SoftBank Group representative director, corporate officer, chairman and CEO Masayoshi Son said: “Arm is becoming a centre of innovation not only in the mobile phone revolution, but also in cloud computing, automotive, the Internet of Things and the metaverse, and has entered its second growth phase.

“We will take this opportunity and start preparing to take Arm public, and to make even further progress.”

Nvidia had announced the cash and stock deal to acquire Arm in September 2020 with an aim to build a premier computing company for the age of artificial intelligence (AI).

As per the terms of the deal, Nvidia was to pay $21.5bn in the form of its shares plus $12bn in cash to SoftBank. Additionally, under an earn-out construct, the Japanese group was entitled to get up to $5bn in the form of cash or shares, based on the meeting of certain financial performance targets by Arm.

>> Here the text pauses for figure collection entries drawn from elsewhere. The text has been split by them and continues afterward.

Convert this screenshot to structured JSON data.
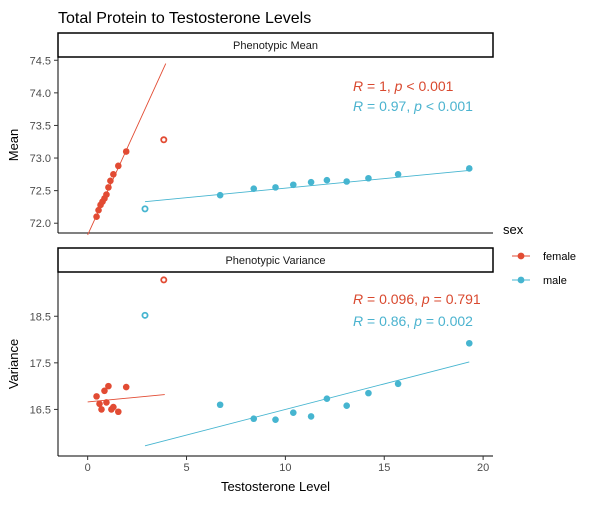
{
  "chart_data": {
    "type": "scatter",
    "title": "Total Protein to Testosterone Levels",
    "xlabel": "Testosterone Level",
    "xlim": [
      -1.5,
      20.5
    ],
    "x_ticks": [
      0,
      5,
      10,
      15,
      20
    ],
    "x_tick_labels": [
      "0",
      "5",
      "10",
      "15",
      "20"
    ],
    "legend": {
      "title": "sex",
      "position": "right",
      "entries": [
        {
          "label": "female",
          "color": "#E24B33"
        },
        {
          "label": "male",
          "color": "#46B5D0"
        }
      ]
    },
    "colors": {
      "female": "#E24B33",
      "male": "#46B5D0",
      "female_label": "#D9492F",
      "male_label": "#4BB3CF"
    },
    "panels": [
      {
        "strip": "Phenotypic Mean",
        "ylabel": "Mean",
        "ylim": [
          71.85,
          74.55
        ],
        "y_ticks": [
          72.0,
          72.5,
          73.0,
          73.5,
          74.0,
          74.5
        ],
        "y_tick_labels": [
          "72.0",
          "72.5",
          "73.0",
          "73.5",
          "74.0",
          "74.5"
        ],
        "stats": [
          {
            "sex": "female",
            "r": "1",
            "p_op": "<",
            "p": "0.001"
          },
          {
            "sex": "male",
            "r": "0.97",
            "p_op": "<",
            "p": "0.001"
          }
        ],
        "series": [
          {
            "name": "female",
            "points": [
              [
                0.45,
                72.1
              ],
              [
                0.55,
                72.2
              ],
              [
                0.65,
                72.28
              ],
              [
                0.75,
                72.33
              ],
              [
                0.85,
                72.38
              ],
              [
                0.95,
                72.44
              ],
              [
                1.05,
                72.55
              ],
              [
                1.15,
                72.65
              ],
              [
                1.3,
                72.75
              ],
              [
                1.55,
                72.88
              ],
              [
                1.95,
                73.1
              ]
            ],
            "fit": [
              [
                0.0,
                71.82
              ],
              [
                3.95,
                74.45
              ]
            ]
          },
          {
            "name": "male",
            "points": [
              [
                6.7,
                72.43
              ],
              [
                8.4,
                72.53
              ],
              [
                9.5,
                72.55
              ],
              [
                10.4,
                72.59
              ],
              [
                11.3,
                72.63
              ],
              [
                12.1,
                72.66
              ],
              [
                13.1,
                72.64
              ],
              [
                14.2,
                72.69
              ],
              [
                15.7,
                72.75
              ],
              [
                19.3,
                72.84
              ]
            ],
            "fit": [
              [
                2.9,
                72.33
              ],
              [
                19.3,
                72.81
              ]
            ]
          }
        ],
        "outliers": [
          {
            "sex": "female",
            "x": 3.85,
            "y": 73.28
          },
          {
            "sex": "male",
            "x": 2.9,
            "y": 72.22
          }
        ]
      },
      {
        "strip": "Phenotypic Variance",
        "ylabel": "Variance",
        "ylim": [
          15.5,
          19.45
        ],
        "y_ticks": [
          16.5,
          17.5,
          18.5
        ],
        "y_tick_labels": [
          "16.5",
          "17.5",
          "18.5"
        ],
        "stats": [
          {
            "sex": "female",
            "r": "0.096",
            "p_op": "=",
            "p": "0.791"
          },
          {
            "sex": "male",
            "r": "0.86",
            "p_op": "=",
            "p": "0.002"
          }
        ],
        "series": [
          {
            "name": "female",
            "points": [
              [
                0.45,
                16.78
              ],
              [
                0.6,
                16.62
              ],
              [
                0.7,
                16.5
              ],
              [
                0.85,
                16.9
              ],
              [
                0.95,
                16.65
              ],
              [
                1.05,
                17.0
              ],
              [
                1.2,
                16.5
              ],
              [
                1.3,
                16.55
              ],
              [
                1.55,
                16.45
              ],
              [
                1.95,
                16.98
              ]
            ],
            "fit": [
              [
                0.0,
                16.66
              ],
              [
                3.9,
                16.82
              ]
            ]
          },
          {
            "name": "male",
            "points": [
              [
                6.7,
                16.6
              ],
              [
                8.4,
                16.3
              ],
              [
                9.5,
                16.28
              ],
              [
                10.4,
                16.43
              ],
              [
                11.3,
                16.35
              ],
              [
                12.1,
                16.73
              ],
              [
                13.1,
                16.58
              ],
              [
                14.2,
                16.85
              ],
              [
                15.7,
                17.05
              ],
              [
                19.3,
                17.92
              ]
            ],
            "fit": [
              [
                2.9,
                15.72
              ],
              [
                19.3,
                17.52
              ]
            ]
          }
        ],
        "outliers": [
          {
            "sex": "female",
            "x": 3.85,
            "y": 19.28
          },
          {
            "sex": "male",
            "x": 2.9,
            "y": 18.52
          }
        ]
      }
    ]
  }
}
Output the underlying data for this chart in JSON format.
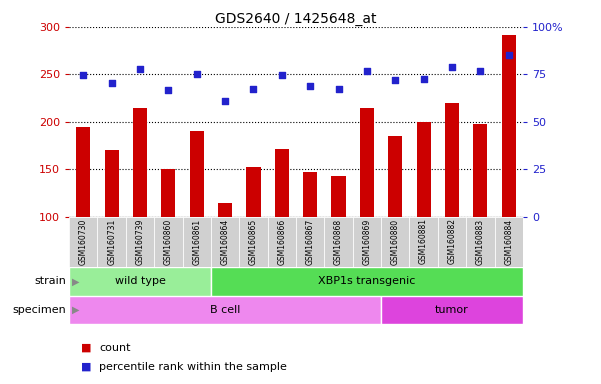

The parties have agreed that SoftBank will retain the $1.25bn prepaid by Nvidia at the time of signing the deal, while the latter will have its 20-year Arm license intact.

Nvidia founder and CEO Jensen Huang said: “Arm has a bright future, and we’ll continue to support them as a proud licensee for decades to come. Arm is at the centre of the important dynamics in computing.

Though we won’t be one company, we will partner closely with Arm.

“The significant investments that Masa has made have positioned Arm to expand the reach of the Arm CPU beyond client computing to supercomputing, cloud, AI and robotics. I expect Arm to be the most important CPU architecture of the next decade.”